Non-performing LISPs

It is fair to say that there is enormous complexity involved in the administration of a LISP business and service levels may fluctuate because of this. This is further exacerbated by an acute shortage of skilled and experienced service agents and administrators.
However, it is likely that any service deficiencies are temporary as administration is a core requirement, one that is essential for a LISP to perform. Pressures in terms of shareholders and new business strain will quickly address non-performance.
“While there may be some merit in working through more than one LISP, on balance, financial advisers should also consider the following matters, before arriving at such a decision.”
In having all of your business with one LISP, you increase your leverage in terms of fee negotiations. Often, LISPs will have different fee structures for financial advisers who hold different levels of assets with them.

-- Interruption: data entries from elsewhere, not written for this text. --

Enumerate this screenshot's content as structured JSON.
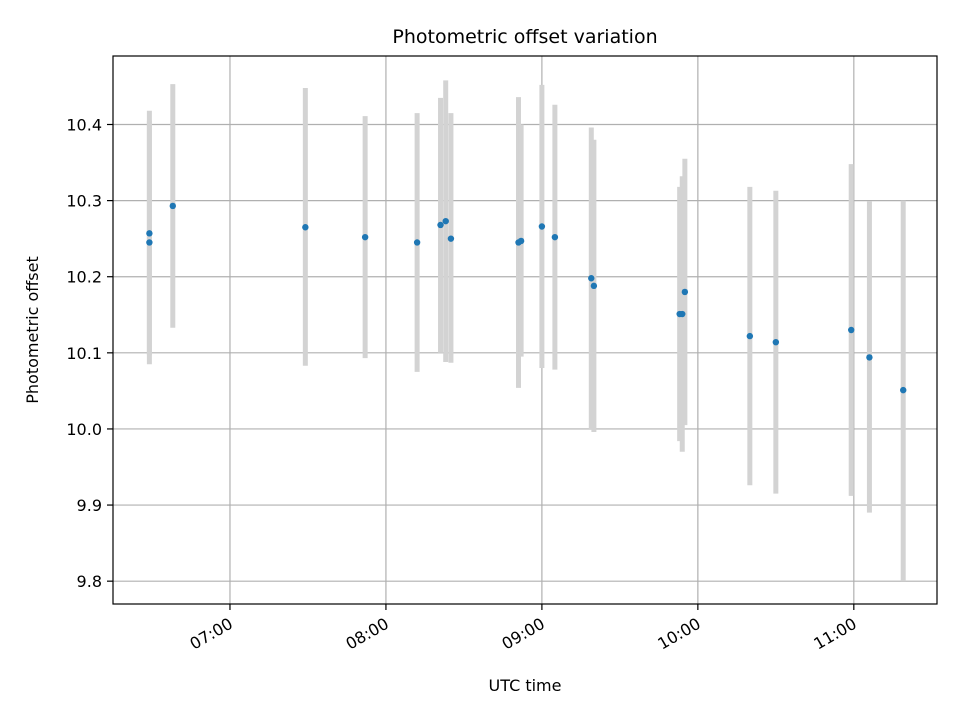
{
  "chart_data": {
    "type": "scatter",
    "title": "Photometric offset variation",
    "xlabel": "UTC time",
    "ylabel": "Photometric offset",
    "x_unit": "UTC time (HH:MM)",
    "xlim": [
      "06:15",
      "11:32"
    ],
    "ylim": [
      9.77,
      10.49
    ],
    "x_ticks": [
      "07:00",
      "08:00",
      "09:00",
      "10:00",
      "11:00"
    ],
    "y_ticks": [
      9.8,
      9.9,
      10.0,
      10.1,
      10.2,
      10.3,
      10.4
    ],
    "y_tick_labels": [
      "9.8",
      "9.9",
      "10.0",
      "10.1",
      "10.2",
      "10.3",
      "10.4"
    ],
    "grid": true,
    "legend": "none",
    "colors": {
      "point": "#1f77b4",
      "errorbar": "#d3d3d3",
      "grid": "#b0b0b0"
    },
    "points": [
      {
        "time": "06:29",
        "offset": 10.245,
        "err_low": 10.085,
        "err_high": 10.405
      },
      {
        "time": "06:29",
        "offset": 10.257,
        "err_low": 10.097,
        "err_high": 10.418
      },
      {
        "time": "06:38",
        "offset": 10.293,
        "err_low": 10.133,
        "err_high": 10.453
      },
      {
        "time": "07:29",
        "offset": 10.265,
        "err_low": 10.083,
        "err_high": 10.448
      },
      {
        "time": "07:52",
        "offset": 10.252,
        "err_low": 10.093,
        "err_high": 10.411
      },
      {
        "time": "08:12",
        "offset": 10.245,
        "err_low": 10.075,
        "err_high": 10.415
      },
      {
        "time": "08:21",
        "offset": 10.268,
        "err_low": 10.1,
        "err_high": 10.435
      },
      {
        "time": "08:23",
        "offset": 10.273,
        "err_low": 10.088,
        "err_high": 10.458
      },
      {
        "time": "08:25",
        "offset": 10.25,
        "err_low": 10.087,
        "err_high": 10.415
      },
      {
        "time": "08:51",
        "offset": 10.245,
        "err_low": 10.054,
        "err_high": 10.436
      },
      {
        "time": "08:52",
        "offset": 10.247,
        "err_low": 10.095,
        "err_high": 10.4
      },
      {
        "time": "09:00",
        "offset": 10.266,
        "err_low": 10.08,
        "err_high": 10.452
      },
      {
        "time": "09:05",
        "offset": 10.252,
        "err_low": 10.078,
        "err_high": 10.426
      },
      {
        "time": "09:19",
        "offset": 10.198,
        "err_low": 10.0,
        "err_high": 10.396
      },
      {
        "time": "09:20",
        "offset": 10.188,
        "err_low": 9.996,
        "err_high": 10.38
      },
      {
        "time": "09:53",
        "offset": 10.151,
        "err_low": 9.984,
        "err_high": 10.318
      },
      {
        "time": "09:54",
        "offset": 10.151,
        "err_low": 9.97,
        "err_high": 10.332
      },
      {
        "time": "09:55",
        "offset": 10.18,
        "err_low": 10.005,
        "err_high": 10.355
      },
      {
        "time": "10:20",
        "offset": 10.122,
        "err_low": 9.926,
        "err_high": 10.318
      },
      {
        "time": "10:30",
        "offset": 10.114,
        "err_low": 9.915,
        "err_high": 10.313
      },
      {
        "time": "10:59",
        "offset": 10.13,
        "err_low": 9.912,
        "err_high": 10.348
      },
      {
        "time": "11:06",
        "offset": 10.094,
        "err_low": 9.89,
        "err_high": 10.299
      },
      {
        "time": "11:19",
        "offset": 10.051,
        "err_low": 9.8,
        "err_high": 10.3
      }
    ]
  }
}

If you spread your business too thinly across multiple LISPs, you could lose any potential bargaining power.
Some LISPs offer investors the benefit of ‘fee aggregation’ for clients. This means that if clients have multiple investment contracts with one LISP, they benefit from a fee sliding scale. If client contracts are spread amongst several LISPs, the investor will lose this benefit.
“Never under-estimate the value of strategic relationships with the management of a LISP,” says Mr Hinton. “When it knows that you are committed to a long-term sustainable relationship, you are likely to get much more ‘air time’ with management. This helps you to work through any difficulties that may arise from time to time.”
It is much easier to align your ‘back-office’ and standardise your client reporting when you receive standardised client data. When you work with multiple LISPs, the format of reports will vary and this compounds your client administration reporting complexity.